Find b, given that a = 18.2, B = 62°, and C = 48°. Round answers to the nearest whole number. Do not use a decimal point or extra spaces in the answer or it will be marked incorrect.

Answer 1

17

Explanation:

We have been given that in triangle ABC, measure of angle B is 62 degrees and measure of angle C is 48 degrees. The length of side opposite to angle a is 18.2. We are asked to find length of side b.

We will use law of sines to solve for side b.
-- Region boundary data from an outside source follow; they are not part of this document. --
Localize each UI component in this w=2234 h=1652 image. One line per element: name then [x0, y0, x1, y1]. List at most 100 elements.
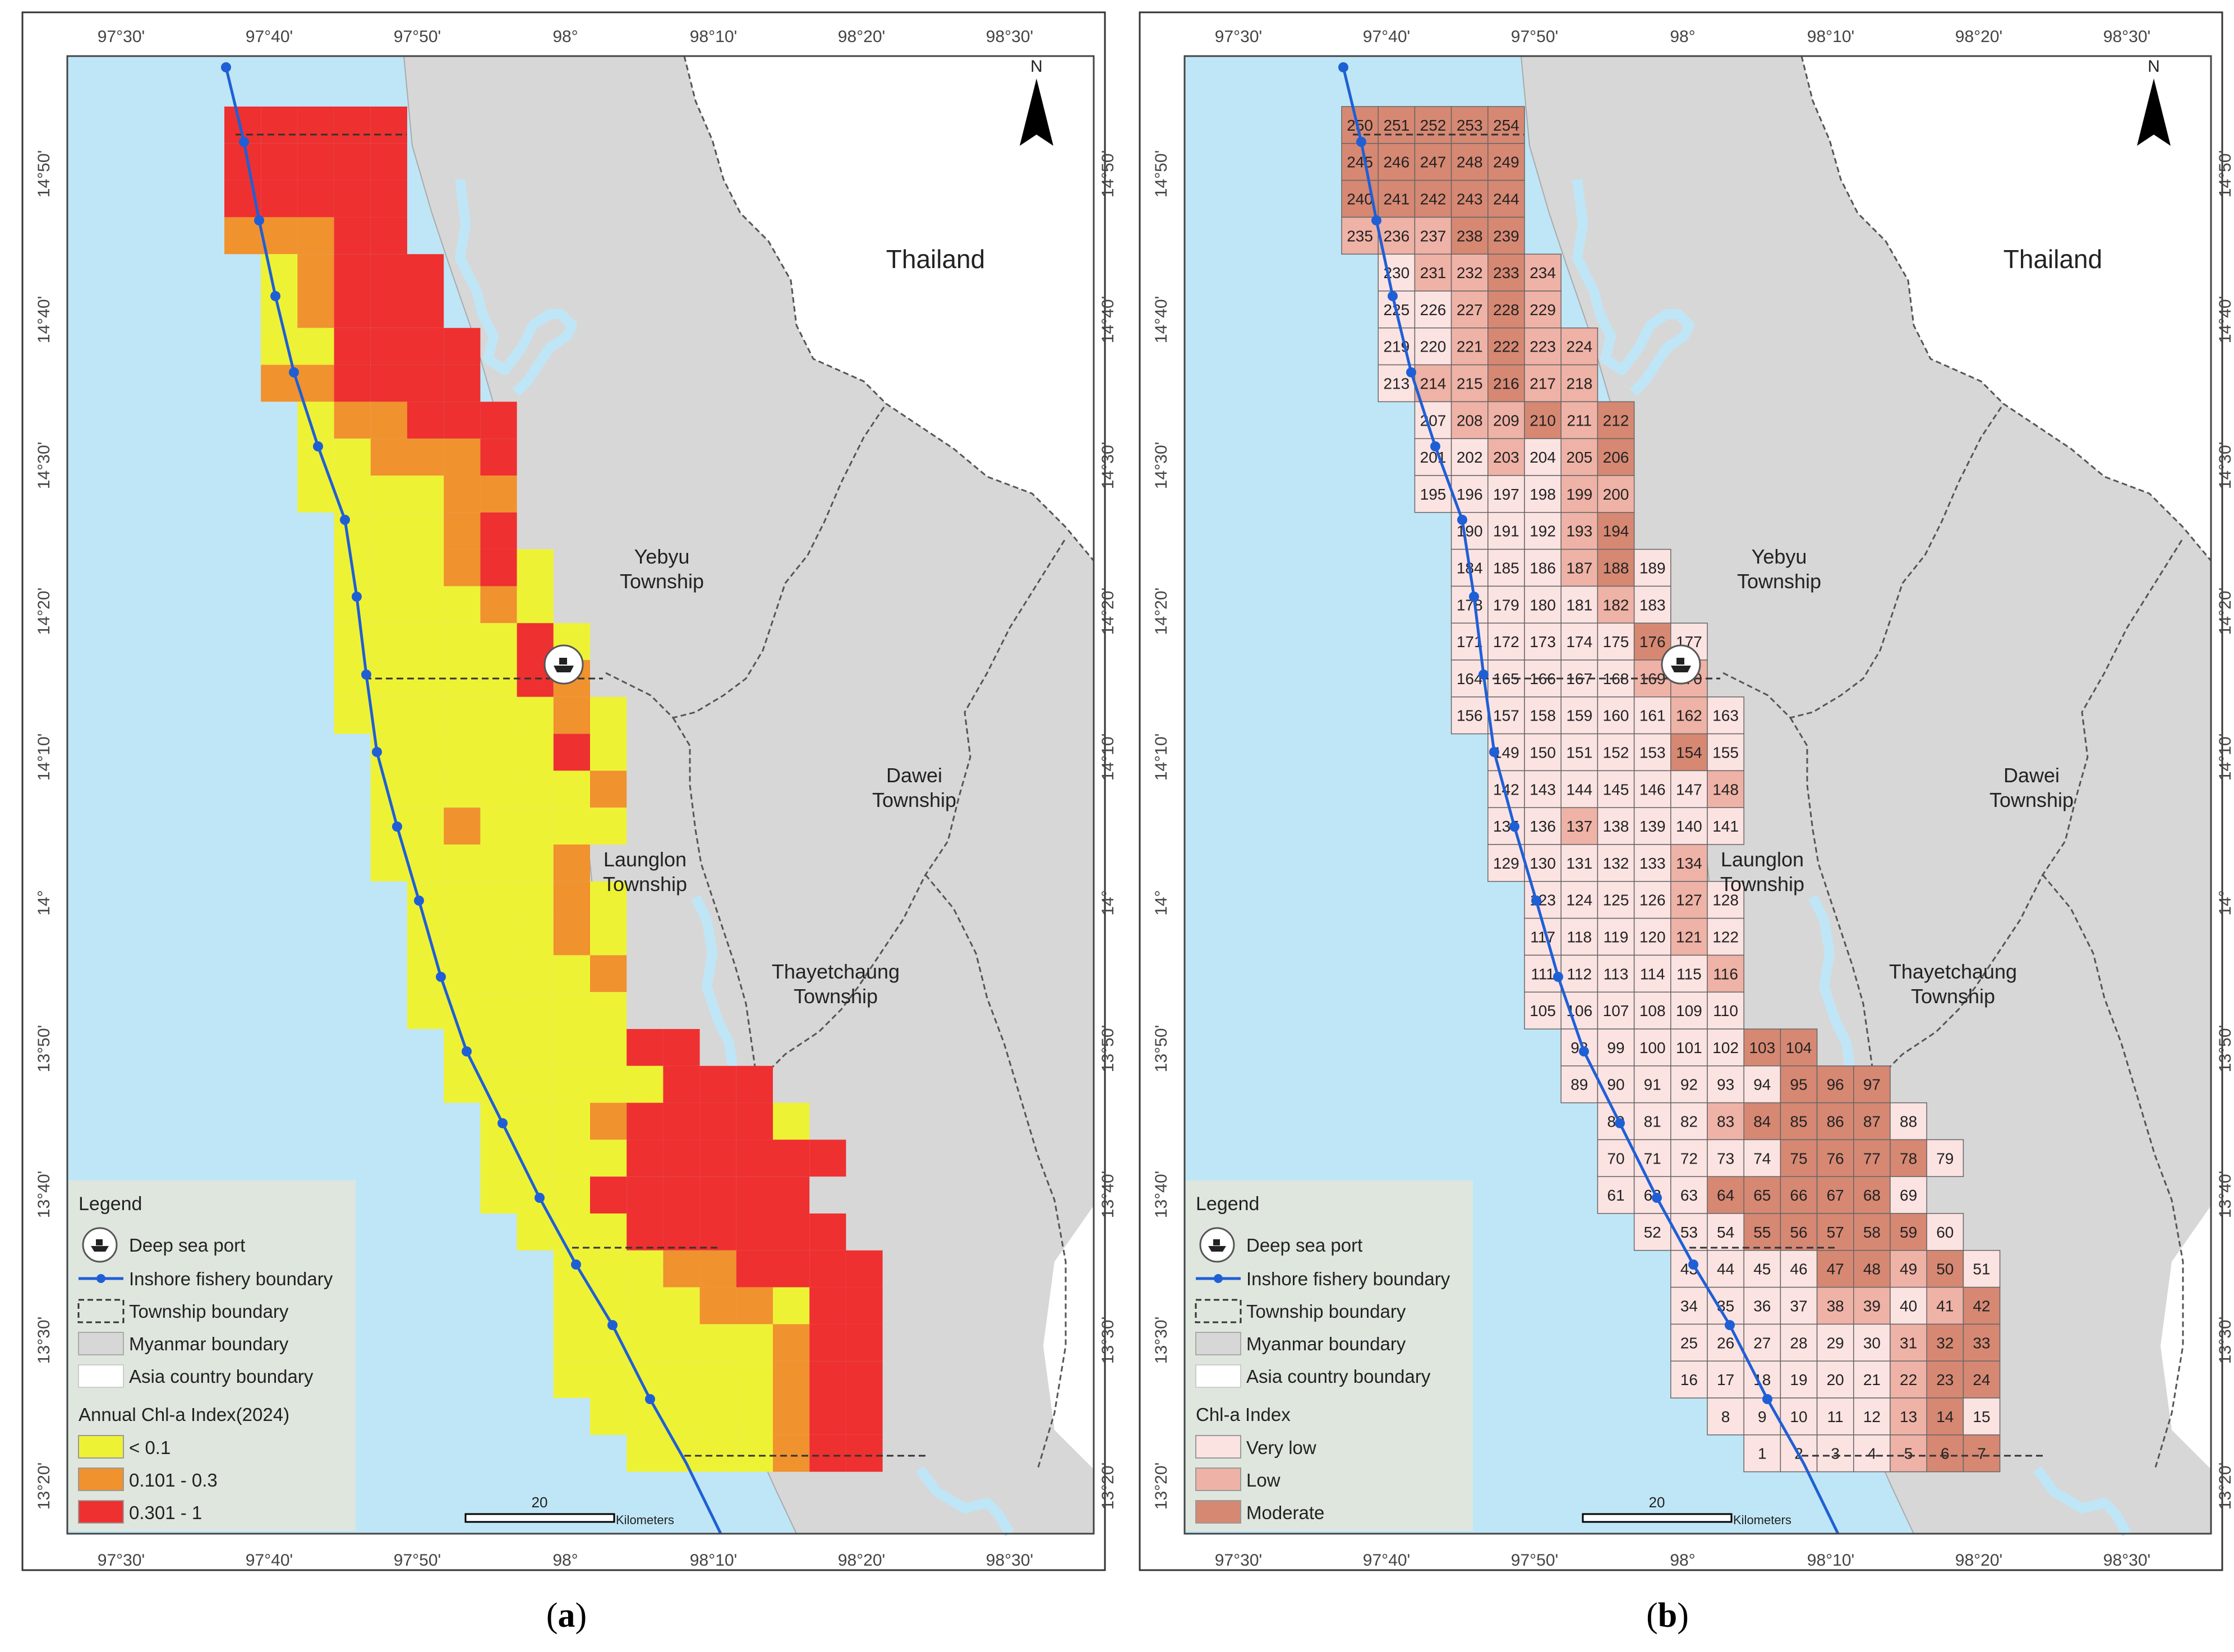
grid-cell-label: 67 [1827, 1187, 1844, 1204]
latitude-label-left: 13°20' [35, 1462, 53, 1510]
grid-cell-label: 154 [1676, 744, 1702, 762]
grid-cell [1853, 1139, 1891, 1177]
grid-cell [1487, 696, 1525, 735]
grid-cell-label: 133 [1639, 855, 1666, 872]
legend: Legend Deep sea port Inshore fishery bound… [68, 1180, 356, 1531]
grid-cell [1487, 401, 1525, 439]
grid-cell [590, 1398, 627, 1435]
fishery-boundary-point [462, 1046, 472, 1056]
port-icon-cabin [559, 658, 567, 665]
grid-cell [773, 1250, 810, 1288]
grid-cell [1926, 1323, 1964, 1362]
grid-cell-label: 12 [1863, 1408, 1881, 1425]
grid-cell [553, 955, 590, 993]
legend-port-hull [91, 1246, 109, 1252]
grid-cell [663, 1324, 700, 1362]
grid-cell [480, 549, 517, 587]
latitude-label-right: 14°30' [1099, 442, 1117, 489]
grid-cell [627, 1250, 664, 1288]
grid-cell [663, 1102, 700, 1140]
grid-cell-label: 7 [1977, 1445, 1986, 1462]
latitude-label-right: 14° [2216, 890, 2234, 915]
grid-cell-label: 113 [1604, 965, 1629, 982]
grid-cell [1633, 770, 1671, 808]
grid-cell-label: 158 [1530, 707, 1556, 725]
grid-cell [1780, 1065, 1818, 1104]
grid-cell [1450, 327, 1489, 366]
grid-cell [1926, 1360, 1964, 1399]
scale-bar-value: 20 [532, 1494, 548, 1511]
grid-cell [517, 586, 554, 624]
grid-cell [809, 1287, 846, 1325]
fishery-boundary-point [361, 670, 371, 680]
grid-cell-label: 236 [1383, 227, 1410, 244]
grid-cell [1597, 401, 1635, 439]
map-frame [1183, 55, 2212, 1535]
scale-bar [1582, 1513, 1733, 1523]
grid-cell [663, 1287, 700, 1325]
grid-cell [1487, 179, 1525, 218]
latitude-label-right: 13°40' [2216, 1171, 2234, 1218]
longitude-label-top: 97°40' [246, 27, 293, 46]
grid-cell [444, 476, 481, 513]
grid-cell [773, 1434, 810, 1472]
latitude-label-left: 14°40' [1152, 296, 1171, 343]
legend-class-swatch [1195, 1468, 1241, 1491]
grid-cell-label: 5 [1904, 1445, 1913, 1462]
grid-cell [261, 143, 298, 181]
grid-cell [334, 217, 371, 255]
latitude-label-left: 14°30' [1152, 442, 1171, 489]
grid-cell [553, 881, 590, 919]
grid-cell-label: 141 [1712, 818, 1739, 835]
grid-cell [407, 291, 444, 328]
fishery-boundary-point [254, 215, 264, 225]
grid-cell-label: 237 [1420, 227, 1447, 244]
longitude-label-bottom: 98°10' [690, 1551, 737, 1570]
grid-cell [1341, 143, 1379, 181]
township-name-label: Yebyu [634, 545, 690, 568]
grid-cell-label: 52 [1644, 1224, 1661, 1241]
grid-cell [444, 1065, 481, 1103]
grid-cell-label: 205 [1566, 449, 1592, 466]
grid-cell-label: 216 [1493, 375, 1519, 393]
grid-cell [480, 992, 517, 1029]
grid-cell [1524, 807, 1562, 845]
grid-cell [517, 1065, 554, 1103]
grid-cell [444, 696, 481, 734]
grid-cell [1926, 1397, 1964, 1436]
grid-cell-label: 86 [1827, 1113, 1844, 1130]
latitude-label-left: 14°50' [1152, 150, 1171, 197]
fishery-boundary-point [1579, 1046, 1589, 1056]
panel-frame [1139, 11, 2223, 1571]
grid-cell-label: 211 [1567, 412, 1592, 429]
grid-cell-label: 65 [1753, 1187, 1771, 1204]
grid-cell [1487, 290, 1525, 329]
grid-cell [1816, 1434, 1854, 1473]
grid-cell [1414, 143, 1452, 181]
grid-cell [480, 918, 517, 956]
grid-cell [444, 881, 481, 919]
north-arrow-left [2137, 79, 2154, 146]
grid-cell [517, 807, 554, 845]
grid-cell [1378, 179, 1416, 218]
legend-class-swatch [78, 1468, 124, 1491]
grid-cell-label: 117 [1530, 929, 1555, 946]
grid-cell [370, 512, 407, 550]
grid-cell [627, 1434, 664, 1472]
grid-cell [736, 1250, 773, 1288]
fishery-boundary-point [498, 1118, 508, 1128]
grid-cell [1524, 696, 1562, 735]
fishery-boundary-point [1489, 747, 1499, 757]
grid-cell [590, 733, 627, 771]
grid-cell [553, 918, 590, 956]
township-suffix-label: Township [794, 985, 878, 1008]
grid-cell [1487, 622, 1525, 661]
grid-cell-label: 175 [1603, 633, 1629, 650]
grid-cell-label: 203 [1493, 449, 1519, 466]
grid-cell [553, 845, 590, 882]
legend-class-label: 0.101 - 0.3 [129, 1470, 218, 1491]
grid-cell [334, 402, 371, 439]
longitude-label-top: 98°10' [690, 27, 737, 46]
grid-cell [773, 1102, 810, 1140]
grid-cell [444, 955, 481, 993]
`\frac{a}{\text{sin}(A)}=\frac{b}{\text{sin}(B)}=\frac{c}{\text{sin}(C)}`

`m\angle A+m\angle B+m\angle C=180^(\circ)\\\\m\angle A+62^(\circ)+48^(\circ)=180^(\circ)`

`m\angle A+110^(\circ)=180^(\circ)`

`m\angle A+110^(\circ)-110^(\circ)=180^(\circ)-110^(\circ)`

`m\angle A=70^(\circ)`

Upon substituting our given values, we will get:

`\frac{18.2}{\text{sin}(70^(\circ))}=\frac{b}{\text{sin}(62^(\circ))}`

`\frac{18.2}{\text{sin}(70^(\circ))}*\text{sin}(62^(\circ))=\frac{b}{\text{sin}(62^(\circ))}*\text{sin}(62^(\circ))`

`\frac{18.2}{\text{sin}(70^(\circ))}*\text{sin}(62^(\circ))=b`

`b=\frac{18.2}{\text{sin}(70^(\circ))}*\text{sin}(62^(\circ))`

`b=(18.2)/(0.939692620786)*0.882947592859`

`b=19.1551999*0.882947592859`

`b=16.9130376`

`b\approx 17`

Therefore, the length of side b is 17 units.